Member of the National Assembly
- In office 14 May 2010 – 5 May 2014

Personal details
- Born: 1979 (age 46–47) Miskolc, Hungary
- Party: Fidesz
- Profession: jurist, politician

= Marcell Zsiga =

Hungarian jurist and politician (born 1979)

Marcell Zsiga (born 1979) is a Hungarian jurist and politician, member of the National Assembly (MP) for Miskolc (Borsod-Abaúj-Zemplén County Constituency II) from 2010 to 2014.

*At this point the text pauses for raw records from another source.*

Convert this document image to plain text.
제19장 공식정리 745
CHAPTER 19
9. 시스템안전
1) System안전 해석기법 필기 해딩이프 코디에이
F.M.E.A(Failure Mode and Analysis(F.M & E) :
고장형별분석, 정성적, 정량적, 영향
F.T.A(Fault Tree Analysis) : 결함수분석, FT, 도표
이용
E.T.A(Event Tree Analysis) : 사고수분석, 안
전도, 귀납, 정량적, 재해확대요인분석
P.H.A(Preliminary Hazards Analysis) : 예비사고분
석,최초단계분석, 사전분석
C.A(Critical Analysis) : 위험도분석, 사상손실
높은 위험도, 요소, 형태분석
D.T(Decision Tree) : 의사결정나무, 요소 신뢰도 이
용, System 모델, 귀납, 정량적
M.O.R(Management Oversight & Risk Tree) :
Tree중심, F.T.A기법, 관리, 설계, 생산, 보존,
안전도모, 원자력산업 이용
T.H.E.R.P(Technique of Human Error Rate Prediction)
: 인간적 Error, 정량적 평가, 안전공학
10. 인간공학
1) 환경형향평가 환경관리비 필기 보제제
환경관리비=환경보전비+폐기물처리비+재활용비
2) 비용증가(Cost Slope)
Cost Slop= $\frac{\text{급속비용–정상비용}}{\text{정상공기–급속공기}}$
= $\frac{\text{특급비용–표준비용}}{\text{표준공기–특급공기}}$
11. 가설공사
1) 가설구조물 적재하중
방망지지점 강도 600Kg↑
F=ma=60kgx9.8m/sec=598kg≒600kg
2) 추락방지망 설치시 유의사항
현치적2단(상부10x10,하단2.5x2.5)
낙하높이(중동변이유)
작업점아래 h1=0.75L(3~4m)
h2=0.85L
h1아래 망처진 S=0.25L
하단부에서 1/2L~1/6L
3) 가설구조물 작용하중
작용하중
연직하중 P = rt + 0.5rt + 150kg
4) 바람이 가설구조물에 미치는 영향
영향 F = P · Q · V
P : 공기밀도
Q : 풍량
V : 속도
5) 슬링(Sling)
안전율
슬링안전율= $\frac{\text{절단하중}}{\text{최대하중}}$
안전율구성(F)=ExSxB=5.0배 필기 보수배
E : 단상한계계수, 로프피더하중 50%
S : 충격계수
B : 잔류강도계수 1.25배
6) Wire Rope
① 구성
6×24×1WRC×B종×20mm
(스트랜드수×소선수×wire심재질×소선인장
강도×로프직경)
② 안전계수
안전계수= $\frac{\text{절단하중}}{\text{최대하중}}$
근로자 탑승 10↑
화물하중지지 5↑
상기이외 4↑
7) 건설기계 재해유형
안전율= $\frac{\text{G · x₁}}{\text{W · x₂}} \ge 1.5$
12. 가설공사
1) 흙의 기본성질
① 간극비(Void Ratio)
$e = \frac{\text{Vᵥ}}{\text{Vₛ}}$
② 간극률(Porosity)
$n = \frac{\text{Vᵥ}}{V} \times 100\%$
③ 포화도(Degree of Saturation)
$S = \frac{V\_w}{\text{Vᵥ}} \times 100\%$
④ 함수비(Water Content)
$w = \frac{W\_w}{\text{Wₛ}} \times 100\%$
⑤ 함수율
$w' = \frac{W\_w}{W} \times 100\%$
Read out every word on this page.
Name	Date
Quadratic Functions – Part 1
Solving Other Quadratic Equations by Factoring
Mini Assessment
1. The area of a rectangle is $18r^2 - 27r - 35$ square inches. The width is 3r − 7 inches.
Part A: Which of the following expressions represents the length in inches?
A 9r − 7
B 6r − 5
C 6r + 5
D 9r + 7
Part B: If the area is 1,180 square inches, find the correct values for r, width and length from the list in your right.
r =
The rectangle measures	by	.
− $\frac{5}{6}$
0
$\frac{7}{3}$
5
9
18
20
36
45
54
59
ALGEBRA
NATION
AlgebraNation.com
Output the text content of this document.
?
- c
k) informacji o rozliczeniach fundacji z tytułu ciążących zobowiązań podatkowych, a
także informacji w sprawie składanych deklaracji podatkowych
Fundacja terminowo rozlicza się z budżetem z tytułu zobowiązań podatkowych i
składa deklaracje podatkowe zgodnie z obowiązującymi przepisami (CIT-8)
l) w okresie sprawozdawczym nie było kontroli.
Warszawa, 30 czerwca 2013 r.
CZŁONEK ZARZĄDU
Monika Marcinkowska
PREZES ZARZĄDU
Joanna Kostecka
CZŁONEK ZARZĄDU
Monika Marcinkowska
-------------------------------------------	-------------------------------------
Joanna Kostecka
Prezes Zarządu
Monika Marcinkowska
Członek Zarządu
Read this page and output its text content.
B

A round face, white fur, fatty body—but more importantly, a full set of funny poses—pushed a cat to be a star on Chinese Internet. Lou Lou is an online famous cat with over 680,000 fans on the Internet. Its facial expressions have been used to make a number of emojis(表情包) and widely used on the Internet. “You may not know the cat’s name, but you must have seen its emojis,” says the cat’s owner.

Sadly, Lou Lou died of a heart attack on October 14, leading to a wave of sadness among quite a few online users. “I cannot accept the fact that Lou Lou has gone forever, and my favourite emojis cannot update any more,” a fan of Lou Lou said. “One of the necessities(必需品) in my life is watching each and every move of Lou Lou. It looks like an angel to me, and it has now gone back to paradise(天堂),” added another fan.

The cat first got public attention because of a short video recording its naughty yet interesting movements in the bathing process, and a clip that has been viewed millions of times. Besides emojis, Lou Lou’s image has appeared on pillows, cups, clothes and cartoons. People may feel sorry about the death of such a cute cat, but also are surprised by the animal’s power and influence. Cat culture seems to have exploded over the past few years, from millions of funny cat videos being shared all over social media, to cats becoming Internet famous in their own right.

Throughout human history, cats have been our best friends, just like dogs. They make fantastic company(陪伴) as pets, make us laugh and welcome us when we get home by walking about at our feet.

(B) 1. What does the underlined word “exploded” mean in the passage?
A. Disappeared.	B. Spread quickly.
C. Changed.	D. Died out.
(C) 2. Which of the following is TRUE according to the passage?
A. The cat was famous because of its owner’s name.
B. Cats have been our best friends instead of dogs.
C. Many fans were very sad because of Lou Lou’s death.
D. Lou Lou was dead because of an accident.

He joined Fidelitas. He served in the Committee on Agriculture between 14 May 2010 and 27 February 2012. He was appointed a member of the Constitutional, Judicial and Standing Orders Committee on 9 May 2011 and of the Defence and Internal Security Committee on 4 November 2013. He was elected deputy mayor of Miskolc during the 2010 local elections.

==Controversies==
In March 2011, Fidesz parliamentary group and the party's ethics committee concluded that Zsiga unlawfully consumed public funds jointly after his position of MP and representative in the Miskolc local government. Zsiga admitted the breaking of laws and forced to repay the money used illegally.

In February 2012, Zsiga made controversial comments about salaries of public works program. In response to a question, Zsiga said it is possible to live off 47,000 forints (c. € 162) per month. According to the opposition critics, the Orbán cabinet has reduced the salary from 60,200 forints before that.